As Jaron Lanier perceptively observed in the introduction to his recent book, You Are Not a Gadget many -- if not most -- of the readers of any text in the 21st century are not people. They are machines: Google's web crawlers and indexing engines, for instance.
Even humans have different motivations and needs. Sometimes readers will want to engage with a particular story in the calm, uncluttered space an iPad affords, with no distractions and with the content front and center. Other times, they may want to read things -- as we increasingly do -- in the midst of a busy hub of data. That should be the reader's choice, not the publisher's. To facilitate those decisions, as well as the widespread distribution of content via Twitter, Facebook, Tumblr, Flipboard and a hundred other tools used by readers today, publishers need good information design as well as clean visual designs.

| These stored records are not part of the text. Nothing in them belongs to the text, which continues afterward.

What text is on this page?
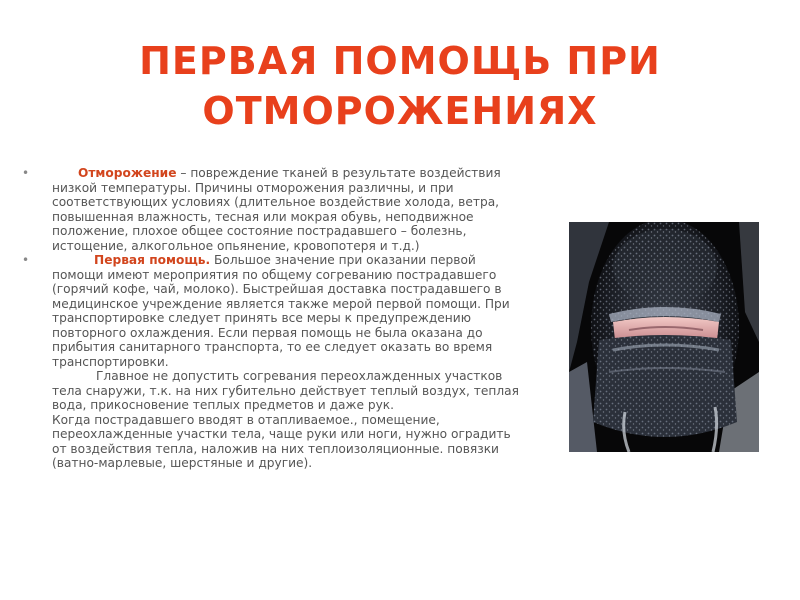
ПЕРВАЯ ПОМОЩЬ ПРИ ОТМОРОЖЕНИЯХ
•	Отморожение – повреждение тканей в результате воздействия низкой температуры. Причины отморожения различны, и при соответствующих условиях (длительное воздействие холода, ветра, повышенная влажность, тесная или мокрая обувь, неподвижное положение, плохое общее состояние пострадавшего – болезнь, истощение, алкогольное опьянение, кровопотеря и т.д.)
•	Первая помощь. Большое значение при оказании первой помощи имеют мероприятия по общему согреванию пострадавшего (горячий кофе, чай, молоко). Быстрейшая доставка пострадавшего в медицинское учреждение является также мерой первой помощи. При транспортировке следует принять все меры к предупреждению повторного охлаждения. Если первая помощь не была оказана до прибытия санитарного транспорта, то ее следует оказать во время транспортировки.
Главное не допустить согревания переохлажденных участков тела снаружи, т.к. на них губительно действует теплый воздух, теплая вода, прикосновение теплых предметов и даже рук.
Когда пострадавшего вводят в отапливаемое., помещение, переохлажденные участки тела, чаще руки или ноги, нужно оградить от воздействия тепла, наложив на них теплоизоляционные. повязки (ватно-марлевые, шерстяные и другие).
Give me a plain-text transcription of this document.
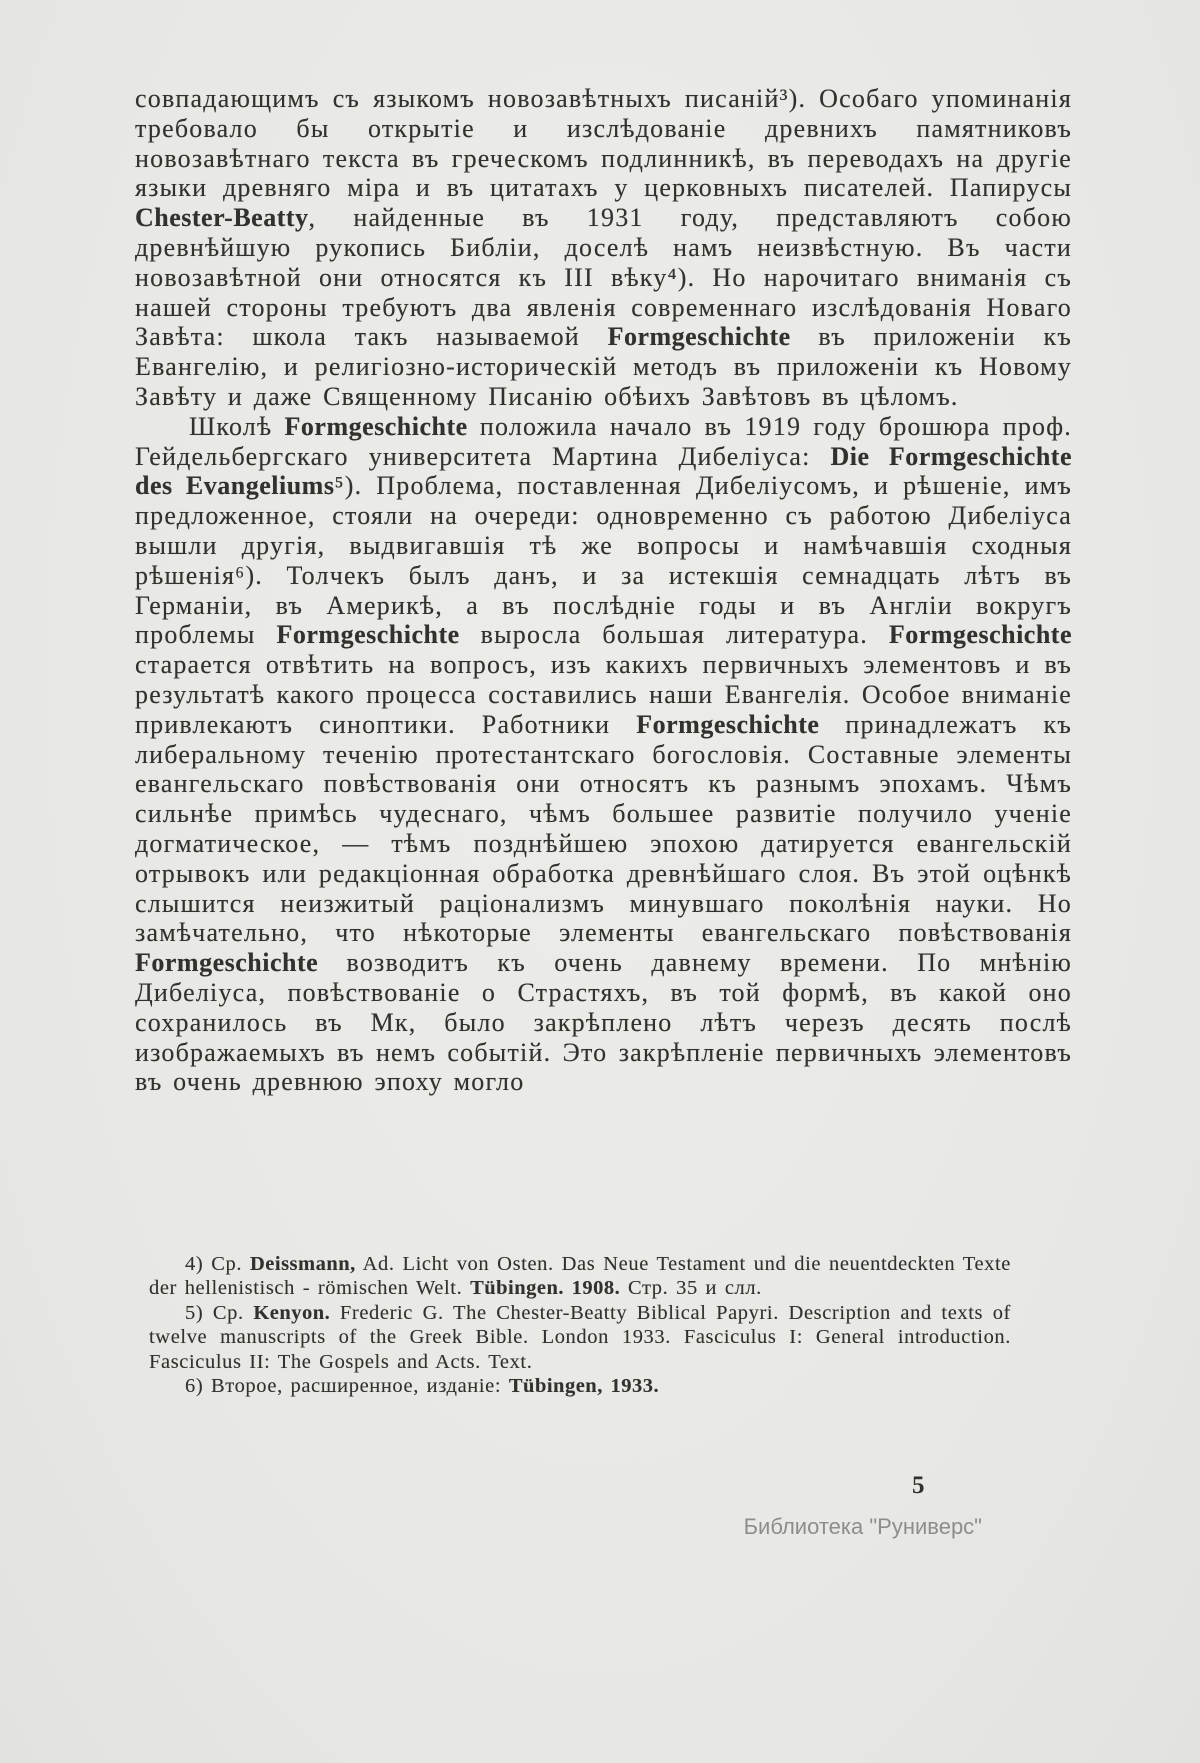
совпадающимъ съ языкомъ новозавѣтныхъ писаній³). Особаго упоминанія требовало бы открытіе и изслѣдованіе древнихъ памятниковъ новозавѣтнаго текста въ греческомъ подлинникѣ, въ переводахъ на другіе языки древняго міра и въ цитатахъ у церковныхъ писателей. Папирусы Chester-Beatty, найденные въ 1931 году, представляютъ собою древнѣйшую рукопись Библіи, доселѣ намъ неизвѣстную. Въ части новозавѣтной они относятся къ III вѣку⁴). Но нарочитаго вниманія съ нашей стороны требуютъ два явленія современнаго изслѣдованія Новаго Завѣта: школа такъ называемой Formgeschichte въ приложеніи къ Евангелію, и религіозно-историческій методъ въ приложеніи къ Новому Завѣту и даже Священному Писанію обѣихъ Завѣтовъ въ цѣломъ.

Школѣ Formgeschichte положила начало въ 1919 году брошюра проф. Гейдельбергскаго университета Мартина Дибеліуса: Die Formgeschichte des Evangeliums⁵). Проблема, поставленная Дибеліусомъ, и рѣшеніе, имъ предложенное, стояли на очереди: одновременно съ работою Дибеліуса вышли другія, выдвигавшія тѣ же вопросы и намѣчавшія сходныя рѣшенія⁶). Толчекъ былъ данъ, и за истекшія семнадцать лѣтъ въ Германіи, въ Америкѣ, а въ послѣдніе годы и въ Англіи вокругъ проблемы Formgeschichte выросла большая литература. Formgeschichte старается отвѣтить на вопросъ, изъ какихъ первичныхъ элементовъ и въ результатѣ какого процесса составились наши Евангелія. Особое вниманіе привлекаютъ синоптики. Работники Formgeschichte принадлежатъ къ либеральному теченію протестантскаго богословія. Составные элементы евангельскаго повѣствованія они относятъ къ разнымъ эпохамъ. Чѣмъ сильнѣе примѣсь чудеснаго, чѣмъ большее развитіе получило ученіе догматическое, — тѣмъ позднѣйшею эпохою датируется евангельскій отрывокъ или редакціонная обработка древнѣйшаго слоя. Въ этой оцѣнкѣ слышится неизжитый раціонализмъ минувшаго поколѣнія науки. Но замѣчательно, что нѣкоторые элементы евангельскаго повѣствованія Formgeschichte возводитъ къ очень давнему времени. По мнѣнію Дибеліуса, повѣствованіе о Страстяхъ, въ той формѣ, въ какой оно сохранилось въ Мк, было закрѣплено лѣтъ черезъ десять послѣ изображаемыхъ въ немъ событій. Это закрѣпленіе первичныхъ элементовъ въ очень древнюю эпоху могло

4) Ср. Deissmann, Ad. Licht von Osten. Das Neue Testament und die neuentdeckten Texte der hellenistisch - römischen Welt. Tübingen. 1908. Стр. 35 и слл.

5) Ср. Kenyon. Frederic G. The Chester-Beatty Biblical Papyri. Description and texts of twelve manuscripts of the Greek Bible. London 1933. Fasciculus I: General introduction. Fasciculus II: The Gospels and Acts. Text.

6) Второе, расширенное, изданіе: Tübingen, 1933.

5
Библиотека "Руниверс"
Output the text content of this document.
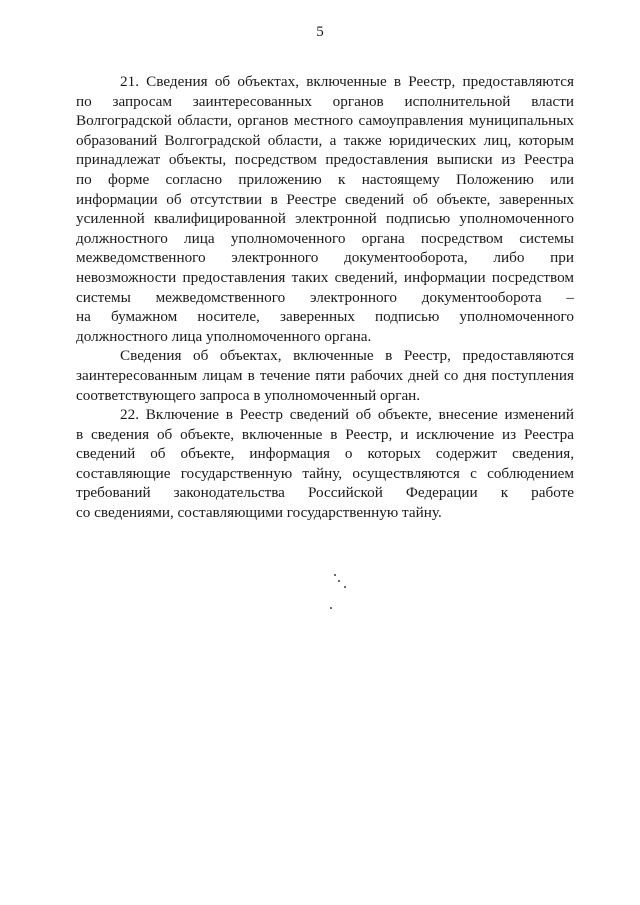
5
21. Сведения об объектах, включенные в Реестр, предоставляются
по запросам заинтересованных органов исполнительной власти
Волгоградской области, органов местного самоуправления муниципальных
образований Волгоградской области, а также юридических лиц, которым
принадлежат объекты, посредством предоставления выписки из Реестра
по форме согласно приложению к настоящему Положению или
информации об отсутствии в Реестре сведений об объекте, заверенных
усиленной квалифицированной электронной подписью уполномоченного
должностного лица уполномоченного органа посредством системы
межведомственного электронного документооборота, либо при
невозможности предоставления таких сведений, информации посредством
системы межведомственного электронного документооборота –
на бумажном носителе, заверенных подписью уполномоченного
должностного лица уполномоченного органа.
Сведения об объектах, включенные в Реестр, предоставляются
заинтересованным лицам в течение пяти рабочих дней со дня поступления
соответствующего запроса в уполномоченный орган.
22. Включение в Реестр сведений об объекте, внесение изменений
в сведения об объекте, включенные в Реестр, и исключение из Реестра
сведений об объекте, информация о которых содержит сведения,
составляющие государственную тайну, осуществляются с соблюдением
требований законодательства Российской Федерации к работе
со сведениями, составляющими государственную тайну.
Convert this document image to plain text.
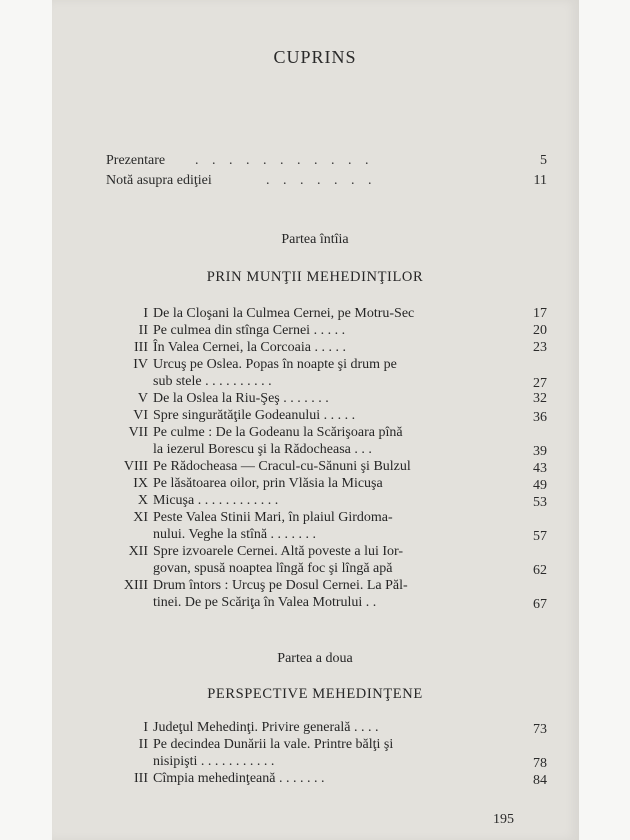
CUPRINS
Prezentare . . . . . . . . . . .	5
Notă asupra ediţiei	. . . . . . .	11
Partea întîia
PRIN MUNŢII MEHEDINŢILOR
I De la Cloşani la Culmea Cernei, pe Motru-Sec	17
II Pe culmea din stînga Cernei . . . . .	20
III În Valea Cernei, la Corcoaia . . . . .	23
IV Urcuş pe Oslea. Popas în noapte şi drum pe
sub stele . . . . . . . . . .	27
V De la Oslea la Riu-Şeş . . . . . . .	32
VI Spre singurătăţile Godeanului . . . . .	36
VII Pe culme : De la Godeanu la Scărişoara pînă
la iezerul Borescu şi la Rădocheasa . . .	39
VIII Pe Rădocheasa — Cracul-cu-Sănuni şi Bulzul	43
IX Pe lăsătoarea oilor, prin Vlăsia la Micuşa	49
X Micuşa . . . . . . . . . . . .	53
XI Peste Valea Stinii Mari, în plaiul Girdoma-
nului. Veghe la stînă . . . . . . .	57
XII Spre izvoarele Cernei. Altă poveste a lui Ior-
govan, spusă noaptea lîngă foc şi lîngă apă	62
XIII Drum întors : Urcuş pe Dosul Cernei. La Păl-
tinei. De pe Scăriţa în Valea Motrului . .	67
Partea a doua
PERSPECTIVE MEHEDINŢENE
I Judeţul Mehedinţi. Privire generală . . . .	73
II Pe decindea Dunării la vale. Printre bălţi şi
nisipişti . . . . . . . . . . .	78
III Cîmpia mehedinţeană . . . . . . .	84
195
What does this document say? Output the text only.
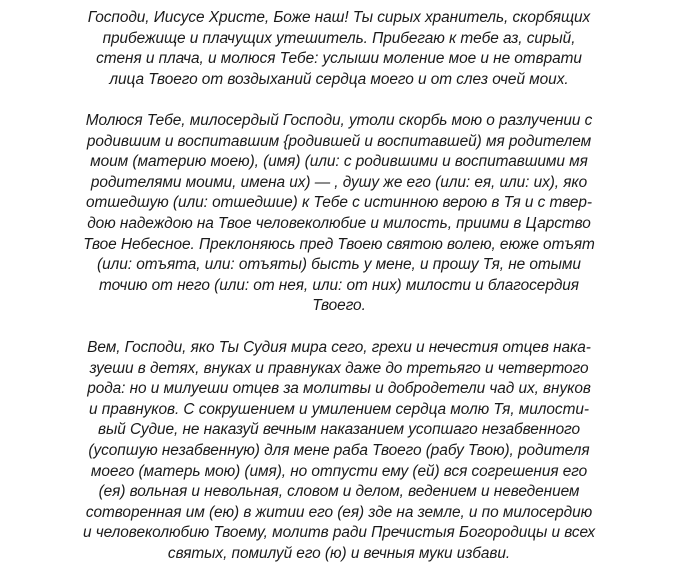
Господи, Иисусе Христе, Боже наш! Ты сирых хранитель, скорбящих
прибежище и плачущих утешитель. Прибегаю к тебе аз, сирый,
стеня и плача, и молюся Тебе: услыши моление мое и не отврати
лица Твоего от воздыханий сердца моего и от слез очей моих.
Молюся Тебе, милосердый Господи, утоли скорбь мою о разлучении с
родившим и воспитавшим {родившей и воспитавшей) мя родителем
моим (материю моею), (имя) (или: с родившими и воспитавшими мя
родителями моими, имена их) — , душу же его (или: ея, или: их), яко
отшедшую (или: отшедшие) к Тебе с истинною верою в Тя и с твер-
дою надеждою на Твое человеколюбие и милость, приими в Царство
Твое Небесное. Преклоняюсь пред Твоею святою волею, еюже отъят
(или: отъята, или: отъяты) бысть у мене, и прошу Тя, не отыми
точию от него (или: от нея, или: от них) милости и благосердия
Твоего.
Вем, Господи, яко Ты Судия мира сего, грехи и нечестия отцев нака-
зуеши в детях, внуках и правнуках даже до третьяго и четвертого
рода: но и милуеши отцев за молитвы и добродетели чад их, внуков
и правнуков. С сокрушением и умилением сердца молю Тя, милости-
вый Судие, не наказуй вечным наказанием усопшаго незабвенного
(усопшую незабвенную) для мене раба Твоего (рабу Твою), родителя
моего (матерь мою) (имя), но отпусти ему (ей) вся согрешения его
(ея) вольная и невольная, словом и делом, ведением и неведением
сотворенная им (ею) в житии его (ея) зде на земле, и по милосердию
и человеколюбию Твоему, молитв ради Пречистыя Богородицы и всех
святых, помилуй его (ю) и вечныя муки избави.
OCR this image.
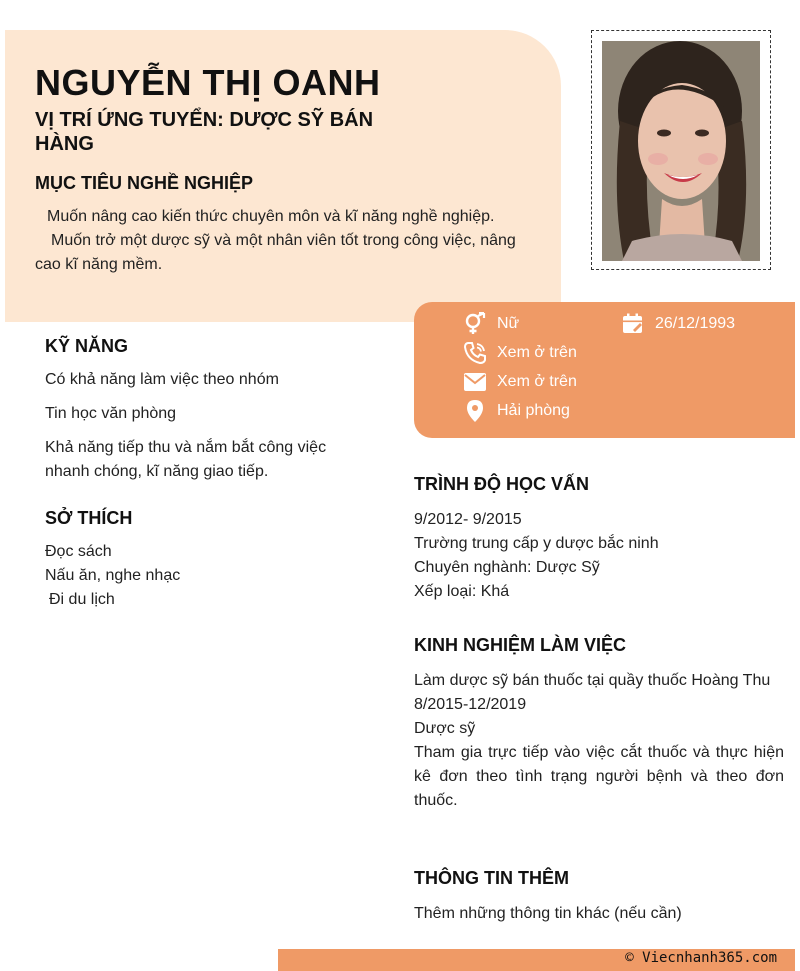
NGUYỄN THỊ OANH
VỊ TRÍ ỨNG TUYỂN: DƯỢC SỸ BÁN HÀNG
MỤC TIÊU NGHỀ NGHIỆP
Muốn nâng cao kiến thức chuyên môn và kĩ năng nghề nghiệp.
Muốn trở một dược sỹ và một nhân viên tốt trong công việc, nâng cao kĩ năng mềm.
Nữ	26/12/1993
Xem ở trên
Xem ở trên
Hải phòng
KỸ NĂNG
Có khả năng làm việc theo nhóm
Tin học văn phòng
Khả năng tiếp thu và nắm bắt công việc nhanh chóng, kĩ năng giao tiếp.
SỞ THÍCH
Đọc sách
Nấu ăn, nghe nhạc
Đi du lịch
TRÌNH ĐỘ HỌC VẤN
9/2012- 9/2015
Trường trung cấp y dược bắc ninh
Chuyên nghành: Dược Sỹ
Xếp loại: Khá
KINH NGHIỆM LÀM VIỆC
Làm dược sỹ bán thuốc tại quầy thuốc Hoàng Thu
8/2015-12/2019
Dược sỹ
Tham gia trực tiếp vào việc cắt thuốc và thực hiện kê đơn theo tình trạng người bệnh và theo đơn thuốc.
THÔNG TIN THÊM
Thêm những thông tin khác (nếu cần)
© Viecnhanh365.com
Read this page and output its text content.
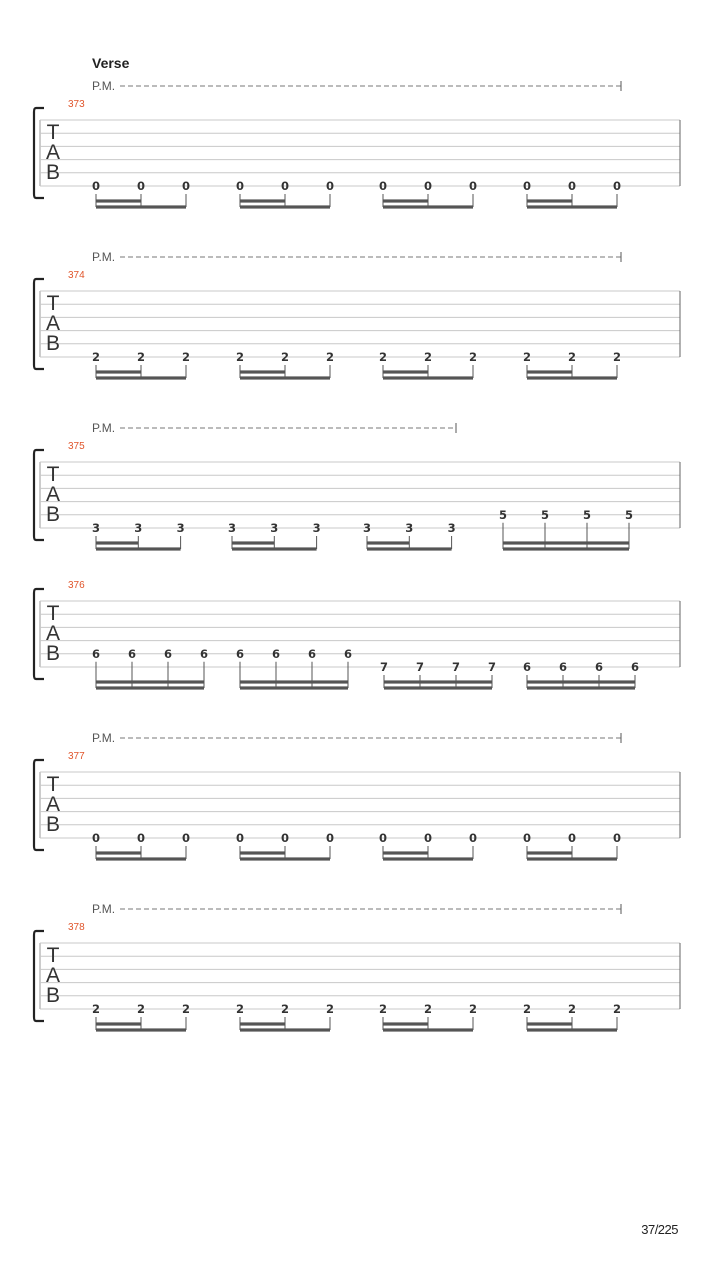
Verse
P.M.
373
T
A
B
0	0	0	0	0	0	0	0	0	0	0	0
P.M.
374
T
A
B
2	2	2	2	2	2	2	2	2	2	2	2
P.M.
375
T
A
B
3	3	3	3	3	3	3	3	3
5	5	5	5
376
T
A
B	6 6 6 6 6 6 6 6
7 7 7 7 6 6 6 6
P.M.
377
T
A
B
0	0	0	0	0	0	0	0	0	0	0	0
P.M.
378
T
A
B
2	2	2	2	2	2	2	2	2	2	2	2
37/225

The Undesigned Web will facilitate critical thinking, sharing of information, and the wider dissemination of knowledge than has ever been previously possible. That's because it will be easier than ever to separate content from the, ahem, bullshit with which it is frequently cloaked: Distracting photo spreads, advertisements, backgrounds, faux-official layouts and logos, and the like. It will be easier to tweet, retweet, blog and reblog content, adding layers upon layers of discussion and criticism while embedding it into new social contexts.
In this new world, the end of design -- by which I mean its purpose, its goal, the end toward which it aims -- is to make content easier to parse, both for humans and for machines.